Characterization of petunia BPBT gene expression. A, Tissue specificity of BPBT mRNA. RNA gel blot of total RNA (5 μg per lane) isolated from young leaves, sepals, tubes, and limbs of corollas, pistil, stamens, and ovaries of 2-d-old petunia flowers. The top gel represents the results of hybridization with a coding region of the BPBT genes as a probe. Autoradiography was performed overnight. The blot shown here as well as in B and C were rehybridized with an 18S rDNA probe (bottom) to standardize samples. B, Developmental changes in steady-state BPBT mRNA level in limbs of petunia corollas. Total RNA was isolated at different stages of flower development, from mature buds to day 7 postanthesis.
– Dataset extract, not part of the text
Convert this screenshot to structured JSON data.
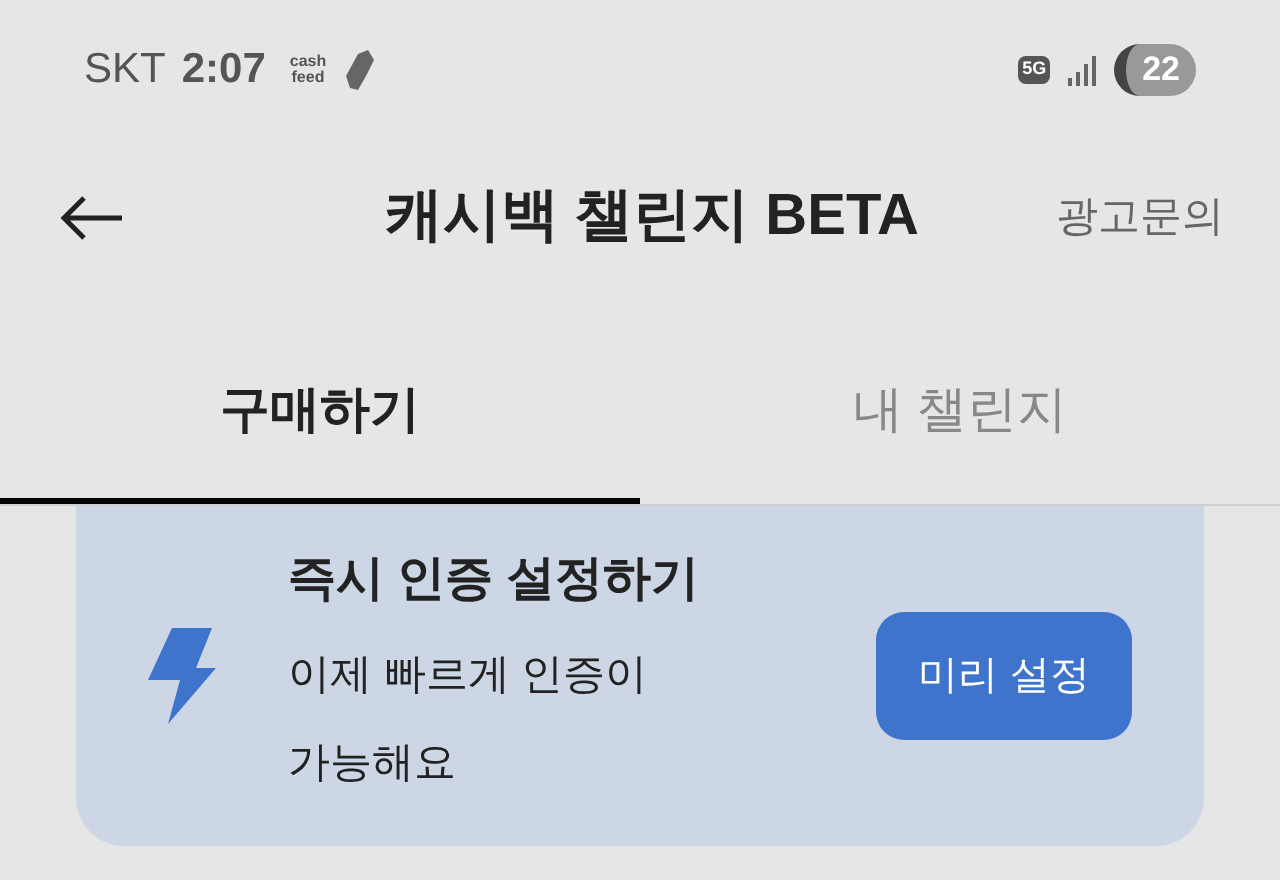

Each lane contained 5 μg of total RNA. Autoradiography was performed overnight. C, RNA gel-blot analysis of steady-state BPBT mRNA levels in petunia flowers during a normal light/dark cycle. Total RNA was isolated from limbs of 2- and 3-d-old flowers at time points indicated at top of figure, and 5 μg of total RNA was loaded in each lane. Autoradiography was performed overnight.

Figure 10.

Characterization of the BPBT activity (A) and internal pools of benzylbenzoate during flower development (B) and two daily light/dark cycles (C) in petunia petals. Each graph represents the average of three independent experiments. sds are indicated by vertical bars. Gray and white areas in C correspond to dark and light, respectively.